Hierbei wird seit über 20 Jahren jährlich in jedem der 259 Fußballkreise Deutschlands ein/e Ehrenamtliche/r mit dem DFB-Ehrenamtspreis ausgezeichnet. 100 Preisträger davon werden als zusätzliche Anerkennung für ihr herausragendes Engagement in den „DFB-Club 100“ aufgenommen und im Rahmen einer Ehrungsveranstaltung rund um ein Länderspiel für ihr herausragendes Engagement geehrt. Seit 2016 werden zusätzlich in jedem Fußballkreis junge „Fußballhelden“ ausgezeichnet. Ausgewählte Kinder- und Jugendtrainer/innen im Alter zwischen 18 und 30 Jahren belohnt der DFB – in Zusammenarbeit mit den Landesverbänden und dem Kooperationspartner KOMM MIT – mit einer fünftägigen Fußball-Bildungsreise nach Spanien.

Bis heute wurden deutschlandweit knapp 6.000 ehrenamtliche Vereinsmitarbeiter*innen ausgezeichnet und davon 2.200 in den „DFB-Club 100“ aufgenommen.

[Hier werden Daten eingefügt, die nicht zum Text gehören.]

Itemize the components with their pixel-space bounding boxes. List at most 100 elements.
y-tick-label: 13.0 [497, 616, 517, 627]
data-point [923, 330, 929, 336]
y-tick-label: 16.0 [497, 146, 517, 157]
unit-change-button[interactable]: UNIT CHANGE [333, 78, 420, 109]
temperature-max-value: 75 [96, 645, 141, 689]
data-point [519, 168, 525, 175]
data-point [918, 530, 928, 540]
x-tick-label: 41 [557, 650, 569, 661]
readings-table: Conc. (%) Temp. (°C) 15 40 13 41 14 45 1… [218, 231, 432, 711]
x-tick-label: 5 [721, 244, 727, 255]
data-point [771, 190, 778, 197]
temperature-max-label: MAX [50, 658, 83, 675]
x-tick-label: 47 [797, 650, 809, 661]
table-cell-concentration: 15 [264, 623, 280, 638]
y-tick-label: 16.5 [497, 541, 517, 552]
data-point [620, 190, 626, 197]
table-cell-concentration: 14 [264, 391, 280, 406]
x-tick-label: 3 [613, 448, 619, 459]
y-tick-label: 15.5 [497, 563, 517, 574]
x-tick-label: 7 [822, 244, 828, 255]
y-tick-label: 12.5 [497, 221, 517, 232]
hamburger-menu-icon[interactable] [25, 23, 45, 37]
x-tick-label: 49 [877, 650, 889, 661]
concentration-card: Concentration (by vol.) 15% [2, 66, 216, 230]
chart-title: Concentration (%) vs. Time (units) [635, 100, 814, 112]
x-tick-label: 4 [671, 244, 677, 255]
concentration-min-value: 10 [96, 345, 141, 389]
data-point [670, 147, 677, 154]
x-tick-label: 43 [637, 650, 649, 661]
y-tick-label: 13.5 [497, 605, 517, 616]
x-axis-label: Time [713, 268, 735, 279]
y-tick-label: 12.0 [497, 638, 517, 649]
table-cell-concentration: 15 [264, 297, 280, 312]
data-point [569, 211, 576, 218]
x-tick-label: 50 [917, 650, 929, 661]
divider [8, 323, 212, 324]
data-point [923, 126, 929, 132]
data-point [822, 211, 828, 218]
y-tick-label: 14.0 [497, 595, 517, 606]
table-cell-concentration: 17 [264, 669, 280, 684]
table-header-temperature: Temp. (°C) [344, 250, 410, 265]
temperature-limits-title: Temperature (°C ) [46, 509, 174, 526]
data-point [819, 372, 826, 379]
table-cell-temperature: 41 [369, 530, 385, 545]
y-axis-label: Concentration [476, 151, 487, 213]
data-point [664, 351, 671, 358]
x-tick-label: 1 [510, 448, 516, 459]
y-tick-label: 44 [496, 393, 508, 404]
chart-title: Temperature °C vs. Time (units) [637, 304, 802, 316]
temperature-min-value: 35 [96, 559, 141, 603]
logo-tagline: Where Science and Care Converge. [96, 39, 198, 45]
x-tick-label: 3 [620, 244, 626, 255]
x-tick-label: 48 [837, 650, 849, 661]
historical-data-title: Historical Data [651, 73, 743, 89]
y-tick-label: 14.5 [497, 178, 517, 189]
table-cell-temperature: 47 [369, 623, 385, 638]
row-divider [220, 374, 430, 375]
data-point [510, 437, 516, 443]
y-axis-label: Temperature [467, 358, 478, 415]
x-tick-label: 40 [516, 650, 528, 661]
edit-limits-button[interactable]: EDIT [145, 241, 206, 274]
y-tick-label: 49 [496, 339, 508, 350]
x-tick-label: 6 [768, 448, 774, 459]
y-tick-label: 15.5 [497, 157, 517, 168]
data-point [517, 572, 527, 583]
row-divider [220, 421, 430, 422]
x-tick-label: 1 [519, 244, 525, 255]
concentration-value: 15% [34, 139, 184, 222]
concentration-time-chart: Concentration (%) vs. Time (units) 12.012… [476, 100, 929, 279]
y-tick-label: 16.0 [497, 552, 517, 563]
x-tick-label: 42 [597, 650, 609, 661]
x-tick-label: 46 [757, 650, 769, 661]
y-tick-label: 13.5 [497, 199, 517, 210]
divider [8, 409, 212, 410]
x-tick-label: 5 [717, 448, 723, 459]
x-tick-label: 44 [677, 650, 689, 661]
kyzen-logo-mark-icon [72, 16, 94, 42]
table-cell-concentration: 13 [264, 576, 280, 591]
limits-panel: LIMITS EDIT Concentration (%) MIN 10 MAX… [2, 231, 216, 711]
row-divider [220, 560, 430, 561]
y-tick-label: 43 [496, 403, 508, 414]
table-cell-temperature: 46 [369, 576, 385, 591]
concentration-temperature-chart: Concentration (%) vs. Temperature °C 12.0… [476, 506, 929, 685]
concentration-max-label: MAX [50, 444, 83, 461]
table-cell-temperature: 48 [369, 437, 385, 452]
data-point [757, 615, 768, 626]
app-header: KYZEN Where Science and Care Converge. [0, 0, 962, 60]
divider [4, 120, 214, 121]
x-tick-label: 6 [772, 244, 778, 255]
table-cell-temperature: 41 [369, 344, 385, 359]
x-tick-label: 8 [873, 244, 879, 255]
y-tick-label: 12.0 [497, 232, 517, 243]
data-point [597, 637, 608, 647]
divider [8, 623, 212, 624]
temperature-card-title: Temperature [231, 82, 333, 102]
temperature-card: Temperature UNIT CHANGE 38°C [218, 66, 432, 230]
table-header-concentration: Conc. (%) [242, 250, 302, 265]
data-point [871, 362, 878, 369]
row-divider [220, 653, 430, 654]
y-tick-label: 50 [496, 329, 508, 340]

Zudem wurden mehr als 60.000 Ehrenamtsurkunden und DFB-Ehrenamts-Uhren verteilt. Eines ist gewiss: Die Zahlen werden weiter steigen. Auch im Jahr 2047, wenn wir das 50. Jahr der Aktion Ehrenamt begehen, werden Vereine noch darauf bauen können, dass sich Menschen für sie ehrenamtlich engagieren. Der DFB und seine Landesverbände werden sich um sie kümmern. Egal, wer dann Kanzler*in oder Deutscher Meister ist.

Der DFB, die DFL und alle Vereine der Spitzenligen möchten die Gelegenheit nutzen und herzlich „DANKE“ sagen! Danke an alle ehrenamtlich und freiwillig Engagierten in den Amateurfußballvereinen! Danke für die zahlreichen Stunden, die Ihr Euren Vereinen und unserem Fußball gebt! Danke dafür, dass der Einsatz für unseren Fußball Euch eine Herzenssache ist! 
Der Schlüssel zum Spiel ist Eure Mitarbeit!